テレビ朝日系「羽鳥慎一モーニングショー」(月~金曜午前8時)は4日の放送で、昨年11月の茨城県神栖市長選で「まんじゅうや」「だんごさん」と記された2票を県選挙管理委員会が無効と判断したのは不当として、木内敏之市長が裁決の取り消しを求めていた裁判で、東京高裁が3日、市長側の請求を棄却したニュースを取り上げた。

裁判所側の判断に理解を示しつつ、「これが無効になるなら民意は反映されていないのではないか」と疑問を呈した、金曜コメンテーターを務める元プロ野球選手でタレントの長嶋一茂に対し、レギュラーコメンテーターで元同局社員の玉川徹氏は「名前を書くことが選挙の原則。名前を書いていない票は無効でいいと思う」とし、意見が割れる場面があった。

昨年の神栖市長選で当時現職の石田進氏と、新人の木内氏が同じ票数だったことに端を発し、市選管と県選管の判断が異なるなど異例の展開があったこともあり、今回の問題では双方が1年近く、自身の当選を訴えてきた。実家が老舗の和菓子店でもある木内氏は、自身の当選を無効とした県選管の判断の取り消しを求めていたが、高裁側は、神栖市には現在、和菓子屋が少なくとも9軒あるとし、「だんごさん」や「まんじゅうや」は、木内市長の実家ではなく、食品や飲食店を表す「普通名詞」にとどまるとして、いわゆる「通称」として木内氏を指すのが明らかとはいえないと結論付けた。

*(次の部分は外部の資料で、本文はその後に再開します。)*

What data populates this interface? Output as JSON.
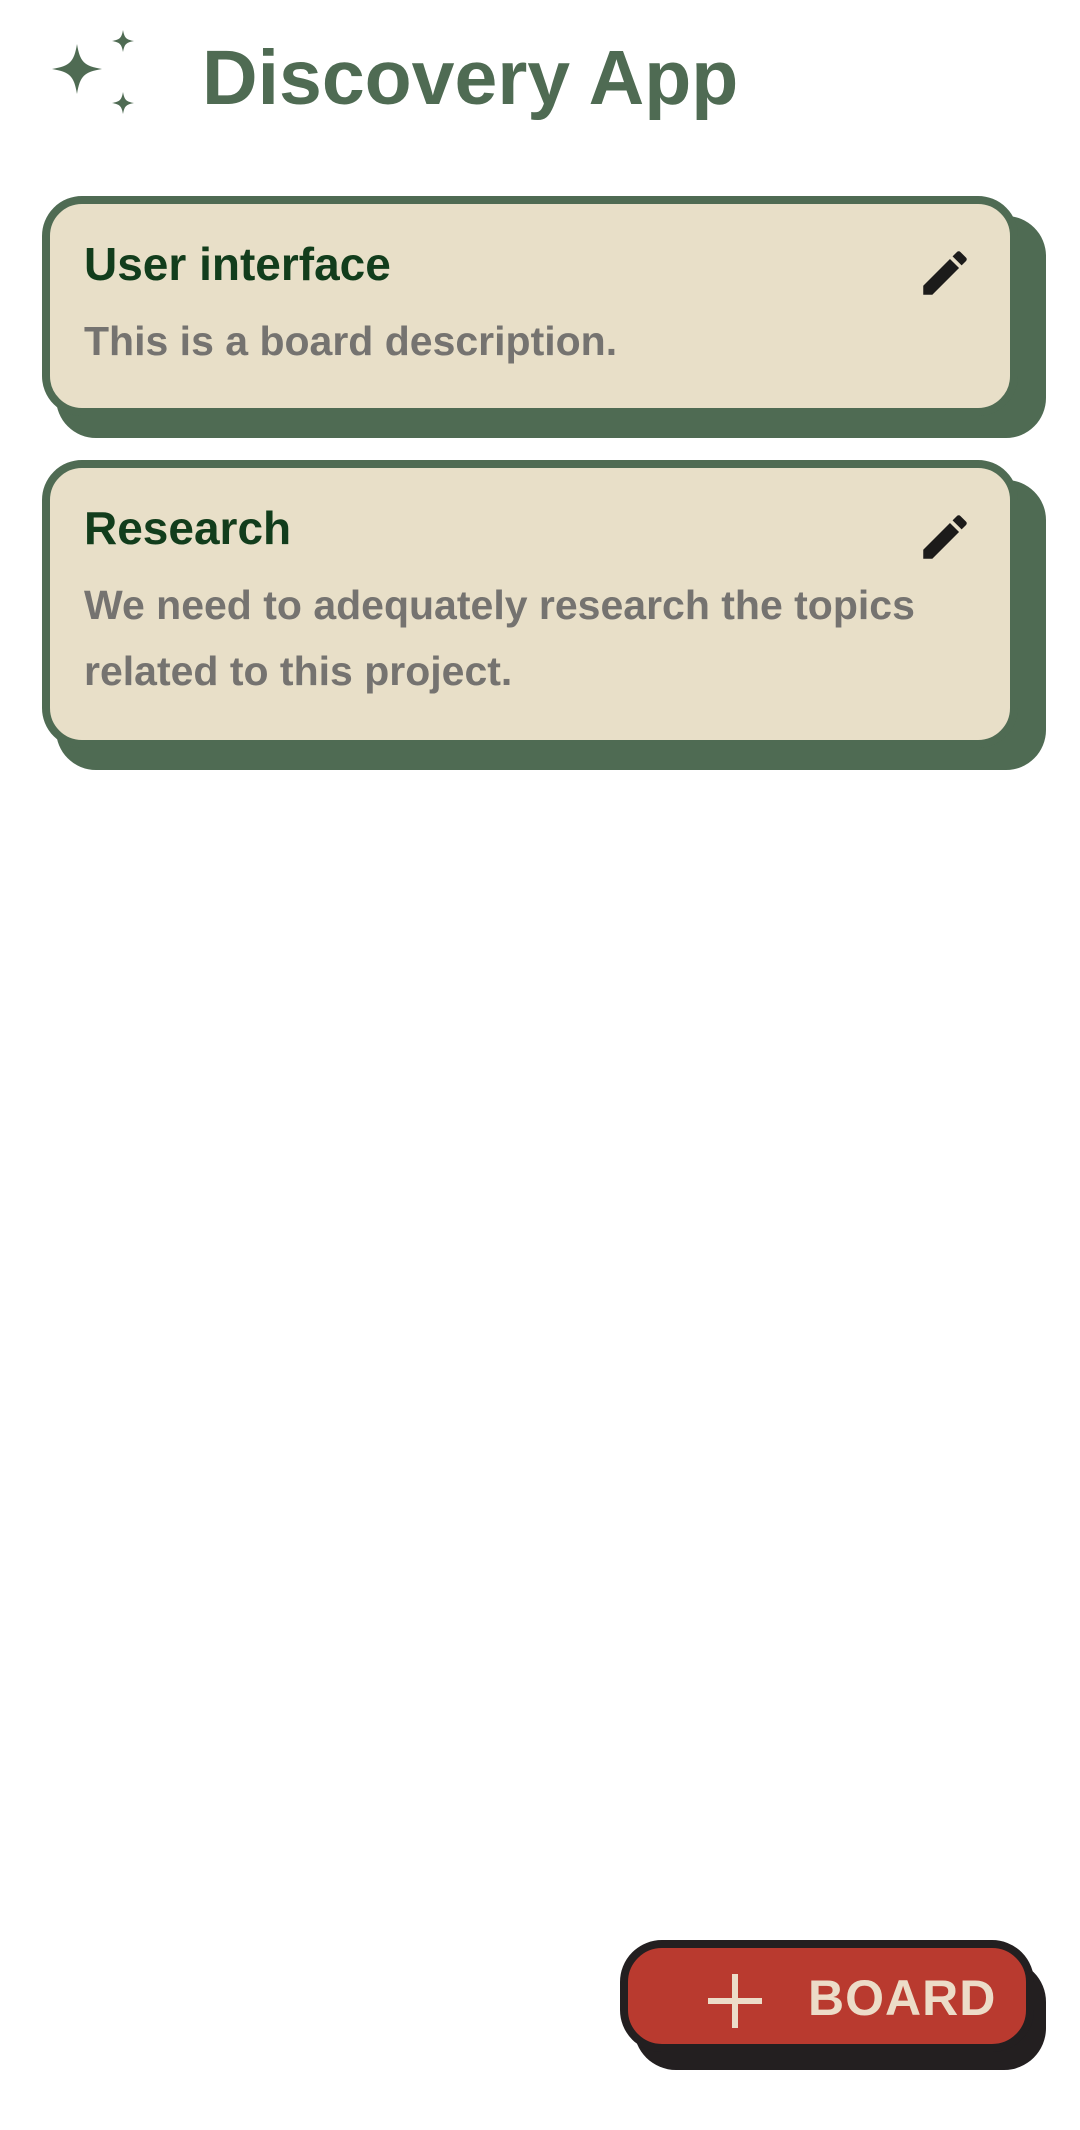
{
  "header": {
    "icon": "sparkles-icon",
    "title": "Discovery App",
    "accent_color": "#4f6b53"
  },
  "boards": [
    {
      "title": "User interface",
      "description": "This is a board description.",
      "edit_icon": "pencil-icon"
    },
    {
      "title": "Research",
      "description": "We need to adequately research the topics related to this project.",
      "edit_icon": "pencil-icon"
    }
  ],
  "fab": {
    "icon": "plus-icon",
    "label": "BOARD",
    "color": "#b93a2f"
  },
  "colors": {
    "card_bg": "#e8dfc8",
    "card_border": "#4f6b53",
    "card_title": "#123d1c",
    "card_desc": "#757370"
  }
}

玉川氏は「名前を書くというふうなことが選挙の原則。名前を書いていない票は無効でいいと思う」と、原則論を指摘。一方、一茂は「玉川さんは、ルールは守りましょうということだと思うし、ぼくもそう思うんですけど、昔から全国的な通念ではなく、ある特定の地域の部分で、『あれは、まんじゅうやのせがれ』というところの思いが(投票時に)出ちゃった、と」と推測。「名前しか書いてはいけないとみんな分かっているけれど、ぽっと出ちゃったという、そんなほんわかしたゆるさは、認められてもいいかなと思う」と持論を述べた。「そこの議論をするなら、最初からマルかバツか電子投票の議論に持っていって、疑問票が生まれないようなシステムをつくることの方が(大事)。僕と玉川さんで議論をやっても、たぶん終わらないので、そっちの方がいいと思う」とも訴えた。

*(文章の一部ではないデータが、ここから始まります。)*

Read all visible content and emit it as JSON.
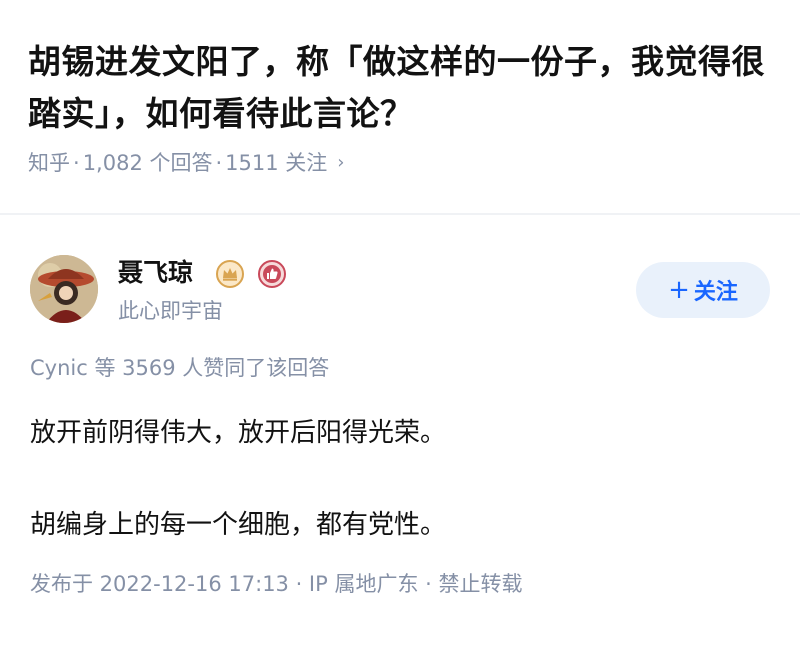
{
  "question": {
    "title": "胡锡进发文阳了，称「做这样的一份子，我觉得很踏实」，如何看待此言论？",
    "source": "知乎",
    "answer_count": "1,082 个回答",
    "follower_count": "1511 关注",
    "separator": "·",
    "chevron": "›"
  },
  "author": {
    "name": "聂飞琼",
    "signature": "此心即宇宙",
    "follow_icon": "+",
    "follow_label": "关注"
  },
  "answer": {
    "voters": "Cynic 等 3569 人赞同了该回答",
    "paragraphs": [
      "放开前阴得伟大，放开后阳得光荣。",
      "胡编身上的每一个细胞，都有党性。"
    ],
    "footer": "发布于 2022-12-16 17:13 · IP 属地广东 · 禁止转载"
  },
  "colors": {
    "accent": "#1966ff",
    "muted": "#8590a6",
    "follow_bg": "#e9f1fb"
  }
}
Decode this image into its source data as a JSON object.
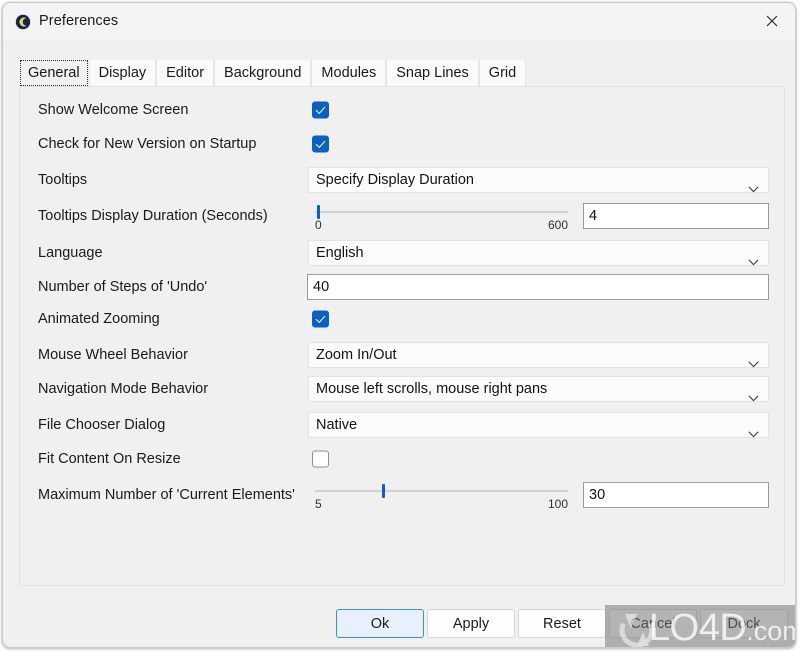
{
  "window": {
    "title": "Preferences",
    "icon": "app-icon",
    "close_icon": "close-icon"
  },
  "tabs": [
    {
      "label": "General",
      "active": true
    },
    {
      "label": "Display",
      "active": false
    },
    {
      "label": "Editor",
      "active": false
    },
    {
      "label": "Background",
      "active": false
    },
    {
      "label": "Modules",
      "active": false
    },
    {
      "label": "Snap Lines",
      "active": false
    },
    {
      "label": "Grid",
      "active": false
    }
  ],
  "settings": [
    {
      "label": "Show Welcome Screen",
      "type": "checkbox",
      "checked": true
    },
    {
      "label": "Check for New Version on Startup",
      "type": "checkbox",
      "checked": true
    },
    {
      "label": "Tooltips",
      "type": "combo",
      "value": "Specify Display Duration"
    },
    {
      "label": "Tooltips Display Duration (Seconds)",
      "type": "slider",
      "value": "4",
      "min": "0",
      "max": "600"
    },
    {
      "label": "Language",
      "type": "combo",
      "value": "English"
    },
    {
      "label": "Number of Steps of 'Undo'",
      "type": "textbox",
      "value": "40"
    },
    {
      "label": "Animated Zooming",
      "type": "checkbox",
      "checked": true
    },
    {
      "label": "Mouse Wheel Behavior",
      "type": "combo",
      "value": "Zoom In/Out"
    },
    {
      "label": "Navigation Mode Behavior",
      "type": "combo",
      "value": "Mouse left scrolls, mouse right pans"
    },
    {
      "label": "File Chooser Dialog",
      "type": "combo",
      "value": "Native"
    },
    {
      "label": "Fit Content On Resize",
      "type": "checkbox",
      "checked": false
    },
    {
      "label": "Maximum Number of 'Current Elements'",
      "type": "slider",
      "value": "30",
      "min": "5",
      "max": "100"
    }
  ],
  "buttons": [
    {
      "label": "Ok",
      "primary": true
    },
    {
      "label": "Apply",
      "primary": false
    },
    {
      "label": "Reset",
      "primary": false
    },
    {
      "label": "Cancel",
      "primary": false
    },
    {
      "label": "Dock",
      "primary": false
    }
  ],
  "watermark": {
    "name": "LO4D",
    "domain": ".com"
  },
  "colors": {
    "accent": "#0a61c2",
    "window_bg": "#f0f0f0",
    "field_bg": "#ffffff",
    "primary_button_bg": "#e6f1fb",
    "primary_button_border": "#3f8fd4"
  }
}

これに対し、玉川氏は「(同様のケースが)少ないから裁判をやれているけれど、多くの人が『まんじゅうや』とか書き出したら、選挙は成立しない」と警鐘を鳴らした。「1票で当選になるかどうかというところだから裁判になっているけれど、もっといっぱいこういうのはあるはず」として、「選管自体が判断していること自体が、本来はおかしいと思う」と、持論は譲らなかった。

今回、訴えを退けられた木内氏は最高裁に上告することができるが、判決が確定すれば失職となる。